Le temps d’un week-end, Les universités de la rentrée ont fait de La Colonie leur quartier général. Alors que ce lieu culturel pensé par Kader Attia célèbre ses un an, la revue historique (1947) de la maison d’édition (1949) Présence Africaine a voulu prolonger et actualiser le débat sur la place de l’Afrique et de sa diaspora. Par exemple, la sortie récente du documentaire Kemtiyu a soulevé la question des héritages multiples du penseur Cheikh Anta Diop. La célébration par l’UNESCO de la décennie des Afrodescendants a, quant à elle, permis d’ouvrir le débat sur la diaspora, avec un focus sur l’Amérique Latine. Présence Africaine a ainsi tenté de construire un pont entre passé et présent et réaffirmer sa place de scène intellectuelle privilégiée des Afriques en France. Christiane Diop, la veuve du fondateur des éditions Présence Africaine, Alioune Diop, était présente, aussi bien que sa fille Suzanne Diop.

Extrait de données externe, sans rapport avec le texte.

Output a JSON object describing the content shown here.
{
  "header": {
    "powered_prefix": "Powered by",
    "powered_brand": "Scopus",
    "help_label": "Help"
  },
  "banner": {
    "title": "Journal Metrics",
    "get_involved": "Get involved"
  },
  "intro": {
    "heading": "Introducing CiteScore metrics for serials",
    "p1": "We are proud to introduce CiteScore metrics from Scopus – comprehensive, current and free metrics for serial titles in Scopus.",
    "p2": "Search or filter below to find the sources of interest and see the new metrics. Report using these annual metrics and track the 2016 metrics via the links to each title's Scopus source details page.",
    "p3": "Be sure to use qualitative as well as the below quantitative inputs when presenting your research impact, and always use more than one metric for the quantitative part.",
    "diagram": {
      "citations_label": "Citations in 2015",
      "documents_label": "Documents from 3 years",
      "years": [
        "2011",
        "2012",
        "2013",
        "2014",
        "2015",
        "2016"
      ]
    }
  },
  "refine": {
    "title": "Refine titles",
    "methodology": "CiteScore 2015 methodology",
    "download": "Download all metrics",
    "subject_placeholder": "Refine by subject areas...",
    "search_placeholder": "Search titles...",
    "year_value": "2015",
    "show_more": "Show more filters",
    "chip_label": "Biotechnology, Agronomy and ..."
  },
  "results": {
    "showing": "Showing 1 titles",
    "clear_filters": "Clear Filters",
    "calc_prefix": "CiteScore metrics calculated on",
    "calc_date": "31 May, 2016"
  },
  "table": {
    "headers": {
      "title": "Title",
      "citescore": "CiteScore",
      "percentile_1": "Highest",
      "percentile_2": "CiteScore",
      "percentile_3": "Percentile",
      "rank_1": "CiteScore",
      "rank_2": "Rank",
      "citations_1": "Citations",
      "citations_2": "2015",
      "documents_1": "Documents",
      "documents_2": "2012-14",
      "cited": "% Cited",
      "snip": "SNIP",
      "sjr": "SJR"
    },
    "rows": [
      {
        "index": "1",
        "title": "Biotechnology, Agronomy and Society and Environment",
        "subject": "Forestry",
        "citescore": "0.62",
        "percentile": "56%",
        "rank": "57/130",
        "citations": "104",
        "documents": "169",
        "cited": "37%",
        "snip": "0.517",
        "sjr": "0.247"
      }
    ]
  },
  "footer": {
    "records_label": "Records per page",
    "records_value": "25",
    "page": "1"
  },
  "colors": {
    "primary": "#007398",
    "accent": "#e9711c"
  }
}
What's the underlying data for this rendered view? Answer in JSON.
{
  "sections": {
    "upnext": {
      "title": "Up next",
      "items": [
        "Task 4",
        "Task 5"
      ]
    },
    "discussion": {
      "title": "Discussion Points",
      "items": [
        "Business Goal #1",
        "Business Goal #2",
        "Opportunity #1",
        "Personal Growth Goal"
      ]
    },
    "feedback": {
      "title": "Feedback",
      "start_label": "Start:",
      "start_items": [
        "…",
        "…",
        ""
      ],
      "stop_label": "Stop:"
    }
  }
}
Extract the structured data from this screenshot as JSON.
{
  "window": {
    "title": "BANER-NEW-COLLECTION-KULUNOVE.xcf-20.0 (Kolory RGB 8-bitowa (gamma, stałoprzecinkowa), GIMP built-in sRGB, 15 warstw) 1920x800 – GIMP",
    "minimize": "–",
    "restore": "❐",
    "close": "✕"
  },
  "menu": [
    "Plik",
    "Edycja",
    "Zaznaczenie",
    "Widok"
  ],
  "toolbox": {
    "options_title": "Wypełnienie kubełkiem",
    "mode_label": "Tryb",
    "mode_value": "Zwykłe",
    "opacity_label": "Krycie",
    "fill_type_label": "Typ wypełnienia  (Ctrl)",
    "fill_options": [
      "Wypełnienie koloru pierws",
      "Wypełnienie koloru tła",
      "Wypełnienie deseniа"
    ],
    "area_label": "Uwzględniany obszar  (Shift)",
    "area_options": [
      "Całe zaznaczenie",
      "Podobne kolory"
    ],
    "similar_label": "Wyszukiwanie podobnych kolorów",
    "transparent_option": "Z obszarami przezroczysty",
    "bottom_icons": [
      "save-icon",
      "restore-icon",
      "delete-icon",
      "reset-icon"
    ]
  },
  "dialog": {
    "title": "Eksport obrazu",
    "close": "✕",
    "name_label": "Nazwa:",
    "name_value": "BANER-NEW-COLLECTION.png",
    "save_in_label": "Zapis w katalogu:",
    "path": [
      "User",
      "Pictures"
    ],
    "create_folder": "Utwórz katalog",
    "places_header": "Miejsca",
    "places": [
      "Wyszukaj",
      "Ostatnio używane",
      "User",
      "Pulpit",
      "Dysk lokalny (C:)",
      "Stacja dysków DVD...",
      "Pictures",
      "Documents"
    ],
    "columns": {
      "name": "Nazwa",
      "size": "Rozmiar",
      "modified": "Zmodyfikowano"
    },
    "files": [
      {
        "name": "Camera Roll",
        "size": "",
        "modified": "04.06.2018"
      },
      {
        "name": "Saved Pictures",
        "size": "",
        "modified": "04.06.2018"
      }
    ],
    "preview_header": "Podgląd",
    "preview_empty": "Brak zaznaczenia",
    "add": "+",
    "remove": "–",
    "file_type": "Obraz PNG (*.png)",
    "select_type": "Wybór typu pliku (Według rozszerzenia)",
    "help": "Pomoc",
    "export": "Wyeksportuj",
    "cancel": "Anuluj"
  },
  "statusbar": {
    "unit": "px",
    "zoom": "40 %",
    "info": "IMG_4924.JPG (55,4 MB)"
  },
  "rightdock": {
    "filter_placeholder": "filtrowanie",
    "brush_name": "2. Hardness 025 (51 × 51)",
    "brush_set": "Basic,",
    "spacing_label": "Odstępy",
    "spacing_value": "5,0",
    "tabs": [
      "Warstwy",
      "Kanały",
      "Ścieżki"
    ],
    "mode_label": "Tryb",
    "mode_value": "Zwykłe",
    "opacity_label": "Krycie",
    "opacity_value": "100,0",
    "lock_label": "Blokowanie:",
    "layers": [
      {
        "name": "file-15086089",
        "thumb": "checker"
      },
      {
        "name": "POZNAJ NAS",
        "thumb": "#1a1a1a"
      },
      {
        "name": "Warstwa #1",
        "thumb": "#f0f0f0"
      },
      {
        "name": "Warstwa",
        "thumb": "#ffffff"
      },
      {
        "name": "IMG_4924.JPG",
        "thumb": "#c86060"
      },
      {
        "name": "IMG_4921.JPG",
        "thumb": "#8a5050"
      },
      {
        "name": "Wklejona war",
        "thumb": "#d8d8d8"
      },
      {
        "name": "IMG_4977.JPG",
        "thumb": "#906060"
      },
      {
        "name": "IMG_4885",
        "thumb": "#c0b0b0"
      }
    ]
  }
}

Face à des écrivains, critiques, artistes, intellectuels et universitaires, une assemblée de chaises, tables, canapés et fauteuils a été assiégée par une foule attentive. Durant deux jours d’affilée, il a été possible de s’attarder à plusieurs stands proposant les livres édités chez la maison d’édition (notamment des auteurs présents lors des tables rondes) aussi bien qu’une large sélection d’éditeurs indépendants comme Chimurenga ou Dagan Editions. Au deuxième étage, on pouvait assister à une exposition organisée par la plasticienne et réalisatrice Pascale Obolo. D’un débat à l’autre, l’ambiance est conviviale : les visages se familiarisent les uns aux autres, le public empoigne des livres dans l’attente d’une dédicace, les passionnés de littérature africaine font leur stock pour l’hiver.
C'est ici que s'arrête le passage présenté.